The Creed balances many difficult ideas and paradoxes (as that God is one and three; that the immortal Son became mortal man; that life issues from death; and a thousand other mysteries).


The Titles of the Father

But the very first bit of balancing the Creed does is to propose three different titles by which we must think of the first Person of the Trinity. The first title is the most familiar, since Jesus Himself explicitly commands us to use it: God is "Father." And we do well, of course, to obey Jesus in addressing God as our Father.
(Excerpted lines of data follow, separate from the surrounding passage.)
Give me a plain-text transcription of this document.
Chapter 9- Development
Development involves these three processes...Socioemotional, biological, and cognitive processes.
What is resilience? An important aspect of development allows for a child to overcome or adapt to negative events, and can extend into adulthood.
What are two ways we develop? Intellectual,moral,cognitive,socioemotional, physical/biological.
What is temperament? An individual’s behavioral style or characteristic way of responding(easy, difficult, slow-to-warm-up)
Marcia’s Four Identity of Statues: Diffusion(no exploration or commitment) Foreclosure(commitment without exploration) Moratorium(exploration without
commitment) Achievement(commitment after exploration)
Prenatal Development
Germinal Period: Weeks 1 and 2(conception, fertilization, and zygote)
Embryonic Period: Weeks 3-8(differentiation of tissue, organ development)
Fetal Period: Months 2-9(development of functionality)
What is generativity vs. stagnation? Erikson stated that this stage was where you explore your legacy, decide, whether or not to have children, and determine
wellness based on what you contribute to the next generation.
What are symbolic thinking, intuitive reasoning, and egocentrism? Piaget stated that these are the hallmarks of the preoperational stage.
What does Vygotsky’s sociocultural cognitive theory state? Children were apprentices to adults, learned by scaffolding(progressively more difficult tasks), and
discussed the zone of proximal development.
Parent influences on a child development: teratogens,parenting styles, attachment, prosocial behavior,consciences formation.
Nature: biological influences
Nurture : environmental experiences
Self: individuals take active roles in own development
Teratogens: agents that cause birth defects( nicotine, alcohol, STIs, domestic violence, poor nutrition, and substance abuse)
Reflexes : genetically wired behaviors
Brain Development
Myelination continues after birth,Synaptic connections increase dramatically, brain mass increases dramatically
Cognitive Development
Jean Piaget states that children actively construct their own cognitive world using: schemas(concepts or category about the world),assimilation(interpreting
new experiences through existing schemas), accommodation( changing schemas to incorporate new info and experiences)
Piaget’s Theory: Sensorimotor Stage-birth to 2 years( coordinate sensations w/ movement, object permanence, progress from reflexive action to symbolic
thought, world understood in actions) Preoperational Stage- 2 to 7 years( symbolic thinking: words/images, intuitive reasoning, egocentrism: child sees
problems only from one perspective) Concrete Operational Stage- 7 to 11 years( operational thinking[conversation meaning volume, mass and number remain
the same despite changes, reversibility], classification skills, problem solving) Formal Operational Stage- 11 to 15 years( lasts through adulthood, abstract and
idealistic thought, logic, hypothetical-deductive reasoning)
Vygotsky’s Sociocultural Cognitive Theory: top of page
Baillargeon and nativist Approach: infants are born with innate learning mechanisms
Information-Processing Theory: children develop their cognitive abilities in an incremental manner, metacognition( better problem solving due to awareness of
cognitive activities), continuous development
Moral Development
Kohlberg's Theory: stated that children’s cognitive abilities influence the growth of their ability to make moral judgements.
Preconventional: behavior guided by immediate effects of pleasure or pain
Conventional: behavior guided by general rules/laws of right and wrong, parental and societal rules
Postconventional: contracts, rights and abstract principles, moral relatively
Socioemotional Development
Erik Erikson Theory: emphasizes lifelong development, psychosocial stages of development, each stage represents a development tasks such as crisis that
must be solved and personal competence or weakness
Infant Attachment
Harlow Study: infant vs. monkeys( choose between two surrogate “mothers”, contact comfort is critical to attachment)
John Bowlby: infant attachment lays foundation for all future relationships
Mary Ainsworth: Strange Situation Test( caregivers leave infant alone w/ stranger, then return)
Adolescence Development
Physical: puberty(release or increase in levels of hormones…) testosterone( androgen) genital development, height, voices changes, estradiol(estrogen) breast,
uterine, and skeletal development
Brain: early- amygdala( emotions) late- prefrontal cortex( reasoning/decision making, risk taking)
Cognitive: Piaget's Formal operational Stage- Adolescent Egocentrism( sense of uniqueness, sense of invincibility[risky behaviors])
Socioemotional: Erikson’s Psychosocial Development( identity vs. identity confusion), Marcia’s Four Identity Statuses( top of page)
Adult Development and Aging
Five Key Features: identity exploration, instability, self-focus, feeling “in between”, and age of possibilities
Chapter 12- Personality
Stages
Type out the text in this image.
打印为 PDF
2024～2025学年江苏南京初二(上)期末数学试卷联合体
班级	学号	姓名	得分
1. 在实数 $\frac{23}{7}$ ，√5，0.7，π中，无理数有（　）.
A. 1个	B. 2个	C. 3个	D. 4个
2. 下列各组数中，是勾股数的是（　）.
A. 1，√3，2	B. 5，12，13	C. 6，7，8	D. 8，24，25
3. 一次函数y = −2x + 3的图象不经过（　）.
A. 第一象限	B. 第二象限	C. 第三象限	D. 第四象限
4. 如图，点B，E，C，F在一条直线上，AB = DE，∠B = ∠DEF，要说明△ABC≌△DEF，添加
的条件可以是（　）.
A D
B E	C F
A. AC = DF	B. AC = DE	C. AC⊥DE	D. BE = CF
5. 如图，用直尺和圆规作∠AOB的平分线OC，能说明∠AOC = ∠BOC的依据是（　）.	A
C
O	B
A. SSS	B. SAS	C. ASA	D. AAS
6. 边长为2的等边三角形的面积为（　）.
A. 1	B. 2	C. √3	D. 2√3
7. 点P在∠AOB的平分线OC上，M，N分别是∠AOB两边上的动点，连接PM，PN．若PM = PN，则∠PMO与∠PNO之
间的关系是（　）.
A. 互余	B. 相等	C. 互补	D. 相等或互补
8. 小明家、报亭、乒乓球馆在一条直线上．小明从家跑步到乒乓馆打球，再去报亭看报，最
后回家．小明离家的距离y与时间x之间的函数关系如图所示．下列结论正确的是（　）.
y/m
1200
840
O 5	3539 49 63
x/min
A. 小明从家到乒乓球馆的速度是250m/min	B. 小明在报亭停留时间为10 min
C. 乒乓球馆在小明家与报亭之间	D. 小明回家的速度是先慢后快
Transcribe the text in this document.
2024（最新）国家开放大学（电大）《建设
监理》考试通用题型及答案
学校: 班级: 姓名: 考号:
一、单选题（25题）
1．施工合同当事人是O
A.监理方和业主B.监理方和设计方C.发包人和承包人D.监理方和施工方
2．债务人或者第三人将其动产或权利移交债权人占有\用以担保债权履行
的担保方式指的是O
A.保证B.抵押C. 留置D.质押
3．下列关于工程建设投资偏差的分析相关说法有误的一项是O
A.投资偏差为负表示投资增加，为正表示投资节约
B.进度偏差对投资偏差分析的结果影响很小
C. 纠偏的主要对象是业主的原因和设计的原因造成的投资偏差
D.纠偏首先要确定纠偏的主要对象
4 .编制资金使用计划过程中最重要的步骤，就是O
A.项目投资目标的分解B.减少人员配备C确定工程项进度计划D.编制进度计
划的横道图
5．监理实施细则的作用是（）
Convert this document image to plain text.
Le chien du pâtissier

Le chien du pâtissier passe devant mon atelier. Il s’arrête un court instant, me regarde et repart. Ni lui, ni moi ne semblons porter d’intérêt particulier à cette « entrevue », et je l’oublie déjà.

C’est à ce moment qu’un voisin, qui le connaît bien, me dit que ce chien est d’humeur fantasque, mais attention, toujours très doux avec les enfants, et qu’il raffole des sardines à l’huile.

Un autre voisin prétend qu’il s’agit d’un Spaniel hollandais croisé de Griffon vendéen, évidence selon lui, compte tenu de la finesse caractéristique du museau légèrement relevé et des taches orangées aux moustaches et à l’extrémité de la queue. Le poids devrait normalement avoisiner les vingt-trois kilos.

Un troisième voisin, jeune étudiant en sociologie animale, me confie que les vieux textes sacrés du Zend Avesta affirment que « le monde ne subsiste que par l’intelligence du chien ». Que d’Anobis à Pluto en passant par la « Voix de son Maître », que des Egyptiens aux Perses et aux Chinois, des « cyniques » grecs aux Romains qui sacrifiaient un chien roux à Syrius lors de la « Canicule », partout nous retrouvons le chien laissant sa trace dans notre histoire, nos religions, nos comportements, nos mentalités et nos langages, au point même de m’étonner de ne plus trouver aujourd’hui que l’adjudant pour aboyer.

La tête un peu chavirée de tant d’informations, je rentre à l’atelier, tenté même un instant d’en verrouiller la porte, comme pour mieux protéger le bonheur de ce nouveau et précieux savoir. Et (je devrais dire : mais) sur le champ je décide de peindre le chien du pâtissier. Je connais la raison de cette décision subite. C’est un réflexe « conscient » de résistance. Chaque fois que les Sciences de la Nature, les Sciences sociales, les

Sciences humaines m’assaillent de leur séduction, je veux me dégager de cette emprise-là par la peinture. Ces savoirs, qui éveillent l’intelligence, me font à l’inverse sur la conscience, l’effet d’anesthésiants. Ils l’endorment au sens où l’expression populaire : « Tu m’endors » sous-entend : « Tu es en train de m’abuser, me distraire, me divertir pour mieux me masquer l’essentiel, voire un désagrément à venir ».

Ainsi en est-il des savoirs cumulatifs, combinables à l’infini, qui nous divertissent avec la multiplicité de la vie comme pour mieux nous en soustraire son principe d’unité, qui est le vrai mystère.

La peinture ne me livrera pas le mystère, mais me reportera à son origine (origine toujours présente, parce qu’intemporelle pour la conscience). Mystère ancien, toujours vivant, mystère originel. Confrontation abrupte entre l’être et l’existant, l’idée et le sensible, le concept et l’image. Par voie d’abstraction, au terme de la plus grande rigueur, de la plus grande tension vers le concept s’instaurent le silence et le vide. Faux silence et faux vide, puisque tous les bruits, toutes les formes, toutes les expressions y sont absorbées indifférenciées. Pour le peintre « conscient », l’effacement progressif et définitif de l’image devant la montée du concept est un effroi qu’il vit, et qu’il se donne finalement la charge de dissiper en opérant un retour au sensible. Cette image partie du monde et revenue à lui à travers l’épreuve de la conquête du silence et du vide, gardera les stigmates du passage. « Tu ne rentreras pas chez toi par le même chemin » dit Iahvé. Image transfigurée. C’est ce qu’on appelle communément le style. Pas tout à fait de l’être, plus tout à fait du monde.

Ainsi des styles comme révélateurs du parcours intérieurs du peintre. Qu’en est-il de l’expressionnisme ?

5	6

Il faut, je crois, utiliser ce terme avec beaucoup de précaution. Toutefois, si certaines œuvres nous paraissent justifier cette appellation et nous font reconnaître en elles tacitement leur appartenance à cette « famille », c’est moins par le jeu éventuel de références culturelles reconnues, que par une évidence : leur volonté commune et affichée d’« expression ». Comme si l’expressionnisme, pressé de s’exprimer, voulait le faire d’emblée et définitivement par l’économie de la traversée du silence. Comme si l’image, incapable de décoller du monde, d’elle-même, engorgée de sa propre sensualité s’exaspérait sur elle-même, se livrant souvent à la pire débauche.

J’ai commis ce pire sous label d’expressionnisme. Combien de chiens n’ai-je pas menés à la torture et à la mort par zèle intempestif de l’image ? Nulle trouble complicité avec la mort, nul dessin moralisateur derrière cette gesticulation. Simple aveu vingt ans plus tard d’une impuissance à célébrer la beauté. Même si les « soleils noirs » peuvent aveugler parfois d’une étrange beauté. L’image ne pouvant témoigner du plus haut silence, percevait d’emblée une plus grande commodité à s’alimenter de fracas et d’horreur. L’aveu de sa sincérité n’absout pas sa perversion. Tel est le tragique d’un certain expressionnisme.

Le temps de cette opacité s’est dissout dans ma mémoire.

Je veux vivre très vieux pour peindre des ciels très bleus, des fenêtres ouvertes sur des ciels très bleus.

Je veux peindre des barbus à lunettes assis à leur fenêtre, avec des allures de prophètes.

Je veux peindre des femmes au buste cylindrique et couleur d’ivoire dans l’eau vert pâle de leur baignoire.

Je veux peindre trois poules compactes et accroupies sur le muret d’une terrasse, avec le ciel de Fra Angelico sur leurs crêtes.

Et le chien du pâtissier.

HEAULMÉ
But we do well also not to lose balance and forget the other two titles used by the Creed. For besides calling Him "Father," the Church also calls Him "Almighty" and "Creator." If we allow our concentration on God as "Father" to eclipse our faith in Him as "Almighty" and "Creator," we do ourselves a disservice and God a dishonor. For it is these titles which make Jesus's command to call Him "Father" all the more breathtaking and beautiful.

"Almighty"

"Almighty" means "able to do whatever He wills." God's "might" includes not only omnipotence, but omniscience. God alone knows everything that can be known and can do whatever He wants. By His almighty power, "the heavens and the earth were finished, and all the host of them" (Gn 2:1). This is a dizzying prospect which, curiously, tends to evoke either awe or ridicule among us humans. It evokes awe in the childlike heart, especially when that heart beholds the work of God in creation and says, "O Lord, how manifold are Thy works. In wisdom Thou hast made them all" (Ps 104:24). It evokes ridicule when the unbelieving heart sees the enormous amount of evil afoot in the world and says, "So if God is all-powerful, why didn't He prevent this?"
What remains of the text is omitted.